There was a reason, however, for this federal court to be insensitive to this issue. Under Texas state law, “there is a rebuttable presumption that the defendant . . . manufacturer . . . [is] not liable . . . if (1) the warnings or information that accompanied the product in its distribution were those approved by the United State Food and Drug Administration.” Tex. Civ. Prac. & Rem. Code Sec. 82.007(a). Ebel read this provision to create “a rebuttable presumption that the approved warning is adequate” (slip op. at 6), which amounts to the same thing as placing the burden of proof on the plaintiff from the start.
Still, we would have liked the court to get to that correct result through the correct reasoning.
Beyond that, the opinion is all good news for those on our side of the “v.”
Plaintiff insisted that the Texas statute (and the resulting presumption of adequacy of the warning) did not apply, because Ebel was a “no warning” case rather than an “inadequate warning” case.
The court held, however, that the label mentioned both alleged risks — akathisia and suicide — several times. Slip op. at 6. “Therefore, this is not a ‘no warning’ case.“ Id. at 7.
Strike one.
Plaintiff relied on McNeil v. Wyeth, 462 F.3d 364 (5th Cir. 2006) — a case that wins no awards from the Drug and Device Law Blog — for the purported proposition that a defendant manufacturer can be liable if it understates the risk of a side effect in product labeling.
But “Plaintiff did not raise such a challenge to the 2002 label for Zyprexa.” Slip op. at 7.
Strike two.
There are five exceptions by which plaintiffs can avoid the presumption of no liability established by Tex. Civ. Prac. & Rem. Code Sec. 82.007(a). In Ebel, “Plaintiff has provided no evidence of fraud on the FDA or that Defendant withheld information from the FDA.” Id. at 8 n.3. That exception thus dropped off the table.
Strike three.
Plaintiff pursued the “overpromotion” exception to Section 82.007(a). Her evidence of overpromotion, however, was inadmissible: an article from The New York Times and a document pulled from a website. Slip op. at 9. Even if admissible, the internal document showed only speculation about possible promotion of off-label uses, not a marketing plan for illegal promotion that Lilly actually adopted.
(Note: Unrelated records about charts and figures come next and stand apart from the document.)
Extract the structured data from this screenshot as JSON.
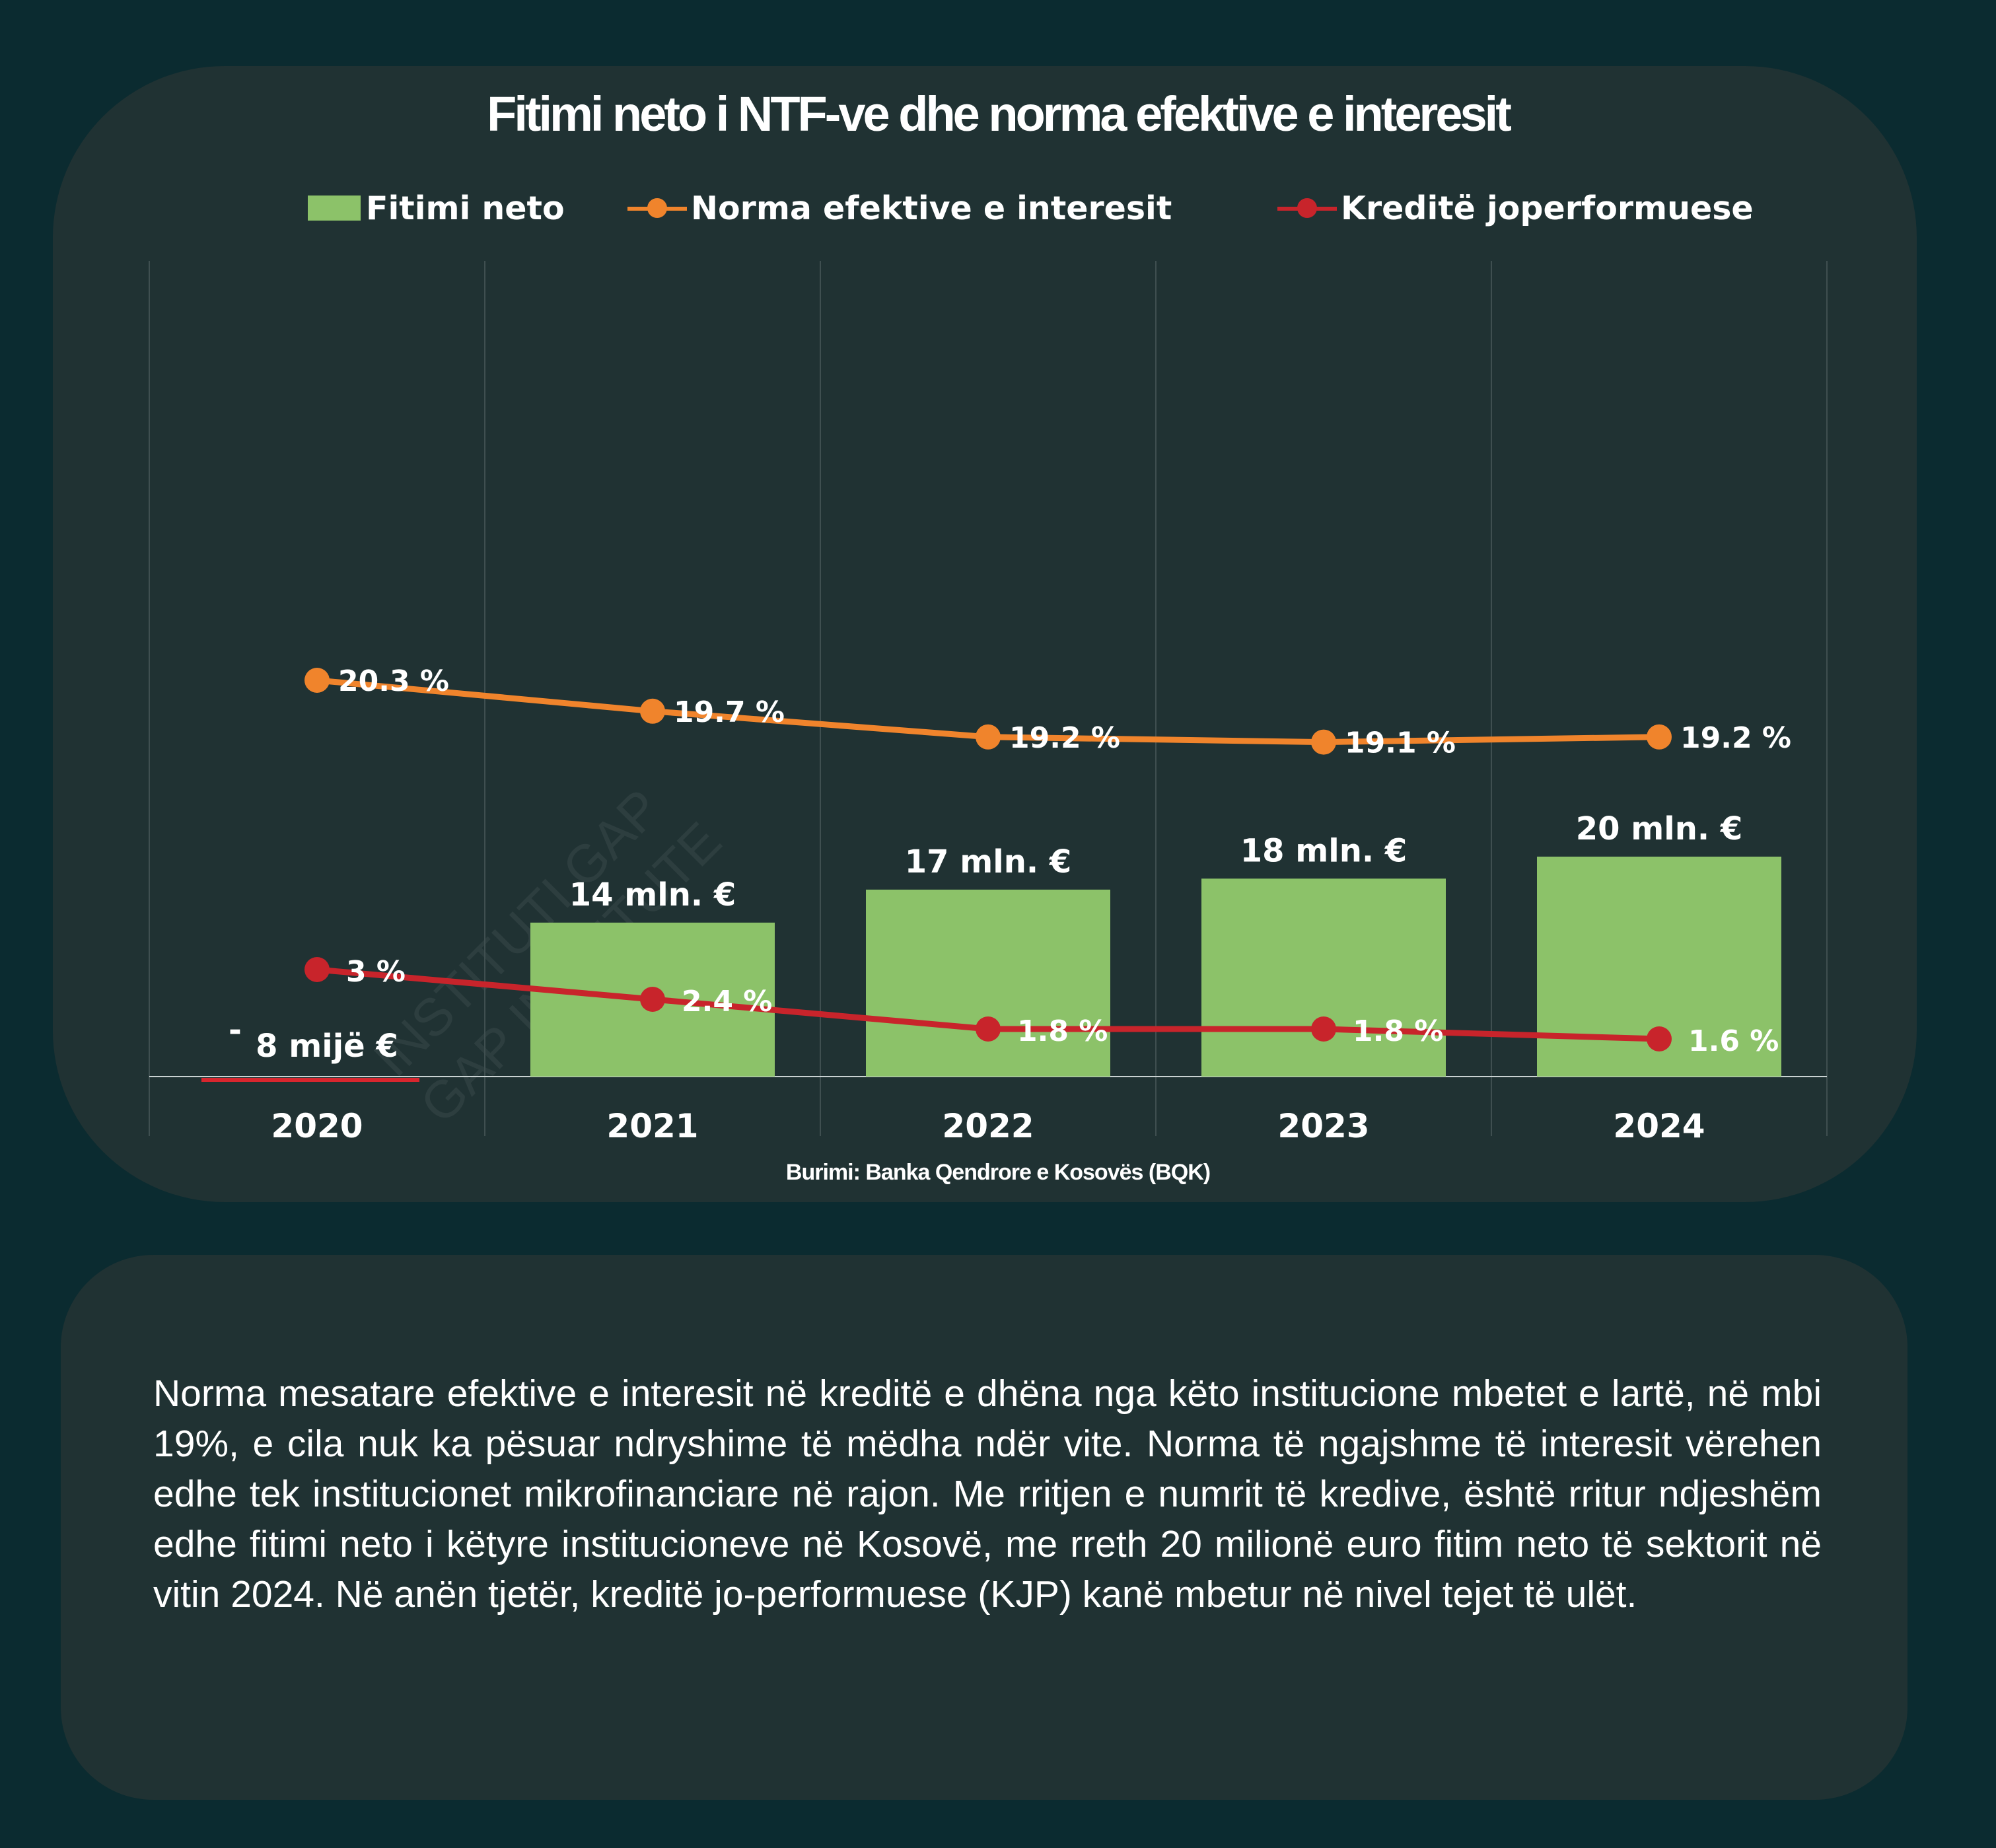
{
  "chart_data": {
    "type": "bar",
    "title": "Fitimi neto i NTF-ve dhe norma efektive e interesit",
    "categories": [
      "2020",
      "2021",
      "2022",
      "2023",
      "2024"
    ],
    "series": [
      {
        "name": "Fitimi neto",
        "kind": "bar",
        "unit": "mln. €",
        "values": [
          -0.008,
          14,
          17,
          18,
          20
        ],
        "labels": [
          "8 mijë €",
          "14 mln. €",
          "17 mln. €",
          "18 mln. €",
          "20 mln. €"
        ],
        "label_prefixes": [
          "-",
          "",
          "",
          "",
          ""
        ]
      },
      {
        "name": "Norma efektive e interesit",
        "kind": "line",
        "unit": "%",
        "values": [
          20.3,
          19.7,
          19.2,
          19.1,
          19.2
        ],
        "labels": [
          "20.3  %",
          "19.7 %",
          "19.2 %",
          "19.1 %",
          "19.2 %"
        ]
      },
      {
        "name": "Kreditë joperformuese",
        "kind": "line",
        "unit": "%",
        "values": [
          3,
          2.4,
          1.8,
          1.8,
          1.6
        ],
        "labels": [
          "3 %",
          "2.4 %",
          "1.8 %",
          "1.8 %",
          "1.6 %"
        ]
      }
    ],
    "colors": {
      "bar": "#8cc269",
      "interest": "#f0842c",
      "npl": "#c8242b",
      "negative_bar": "#d8262e"
    },
    "grid": {
      "vertical": true,
      "horizontal": false
    },
    "legend_position": "top",
    "source": "Burimi: Banka Qendrore e Kosovës (BQK)"
  },
  "watermark": {
    "line1": "INSTITUTI GAP",
    "line2": "GAP INSTITUTE"
  },
  "body_text": "Norma mesatare efektive e interesit në kreditë e dhëna nga këto institucione mbetet e lartë, në mbi 19%, e cila nuk ka pësuar ndryshime të mëdha ndër vite. Norma të ngajshme të interesit vërehen edhe tek institucionet mikrofinanciare në rajon. Me rritjen e numrit të kredive, është rritur ndjeshëm edhe fitimi neto i këtyre institucioneve në Kosovë, me rreth 20 milionë euro fitim neto të sektorit në vitin 2024. Në anën tjetër, kreditë jo-performuese (KJP) kanë mbetur në nivel tejet të ulët."
}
We don’t know what game we’re playing any more, but we sure like it:
Strike four!
Even if there had been an overpromotion marketing scheme, plaintiff provided no evidence that overpromotion ever reached (and influenced the prescribing decision of) the treating physician. Id. at 11.
Strike five!
Plaintiff asserted that the Texas courts should apply a presumption that, if a drug manufacturer had given an adequate warning, the physician would have read and heeded it. “This Court is persuaded by the reasoning of Koenig and shall not apply the read and heed presumption” in the learned intermediary context. Id. at 12.
Strike six!
Finally, the treating physician’s testimony showed that he was independently aware of the risks of Zyprexa, whether or not the package insert was adequate. Id. at 14. A changed warning therefore would not have made any difference, and the manufacturer could not be liable.
Strike seven!
We wish this were a game with ten or twelve strikes, because we really feel like we’re just getting warmed up here.
Sadly, Ebel is only a seven-strike game.
But read it, and cite it, for all that it’s worth.